Literary Evenings Part of Danish Invasion

English


iselin.jpg
Iselin C. Hermann

At 18:00 on November 21, the museum will host a talk entitled The Enlivening Power of Desire. The Danish writer Iselin C. Hermann, author of Express, about a long-distance love affair, will be the special guest.

 
Hermann has worked as an acrobat, an actress and a director. She started writing only after working as an editor at a book publisher, first producing children's books. Express is her first book for adults and quickly introduced her to an international audience of readers.
 
Hermann will speak with Judit Kertész, who translated the book into Hungarian and published it. Adél Kováts, a member of the Radnóti Theatre, will read from Hermann's next book, which is soon to be published.
 
The next literary evening at the museum, on November 28, will focus on the grand dame of Danish literature, Karen Blixen.
 

blixen.jpg
Karen Blixen

Baroness Karen von Blixen-Finecke (1885 -1962), née Karen Dinesen, wrote works both in Danish and in English. She is best known, at least in English, for Out of Africa, her account of living in Kenya, and one of her stories, Babette's Feast, both of which have been adapted into highly acclaimed films.

 
Blixen, who was the daughter of the writer and army officer Wilhelm Dinesen, was schooled in art in Copenhagen, Paris, and Rome, and started publishing fiction, under a pseudonym, in various Danish periodicals in 1905.
 
In 1914, she married a distant Swedish cousin, Baron Bror von Blixen-Finecke, and the couple moved to Kenya, where they ran a coffee plantation.
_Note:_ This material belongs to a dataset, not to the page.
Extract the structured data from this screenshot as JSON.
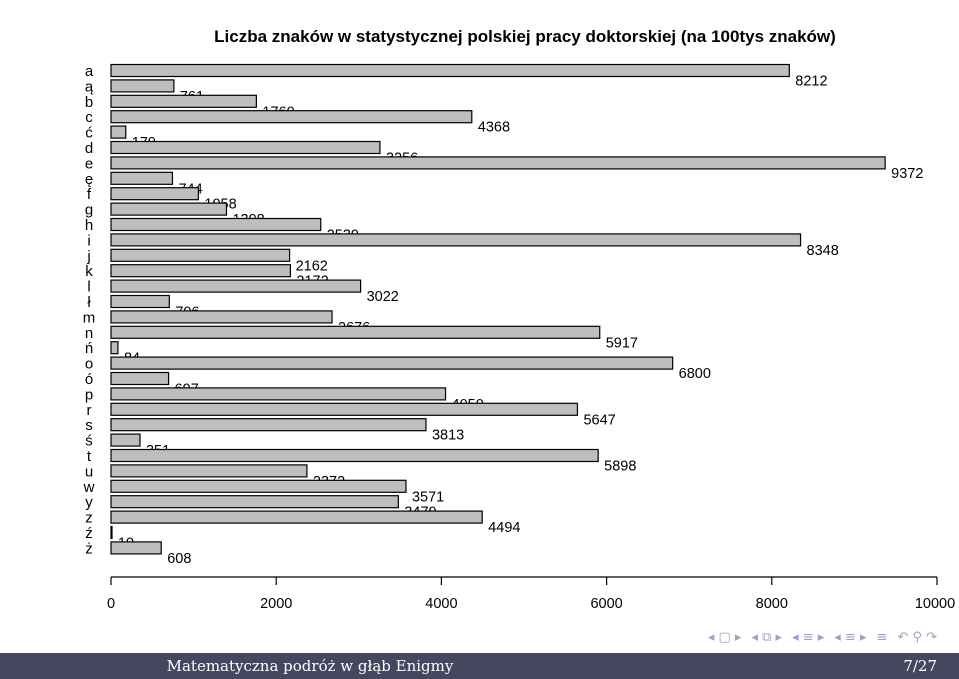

The Baron was unfaithful and the two separated in 1921 and were divorced in 1925.
 
Blixen later fell in love with the English big game hunter Denys Finch Hatton, who used her home as a base for his safaris, but Hatton died in an airplane crash in 1931. At the same time, the failure of the coffee plantation forced the abandonment of her beloved farm and her return to Denmark, where she stayed for the rest of her life.
 
On returning to Denmark Karen Blixen began writing in earnest. Her first book, Seven Gothic Tales, was published in the US in 1934 under the pseudonym Isak Dinesen. Her second book, Out of Africa, was published in 1937. Its success firmly established her reputation as an author. 
 
Judit Kertész, whose Polar Kiadó has published Seven Gothic Tales, will again be a guest at the literary evening, where a documentary film on Blixen's life will be shown.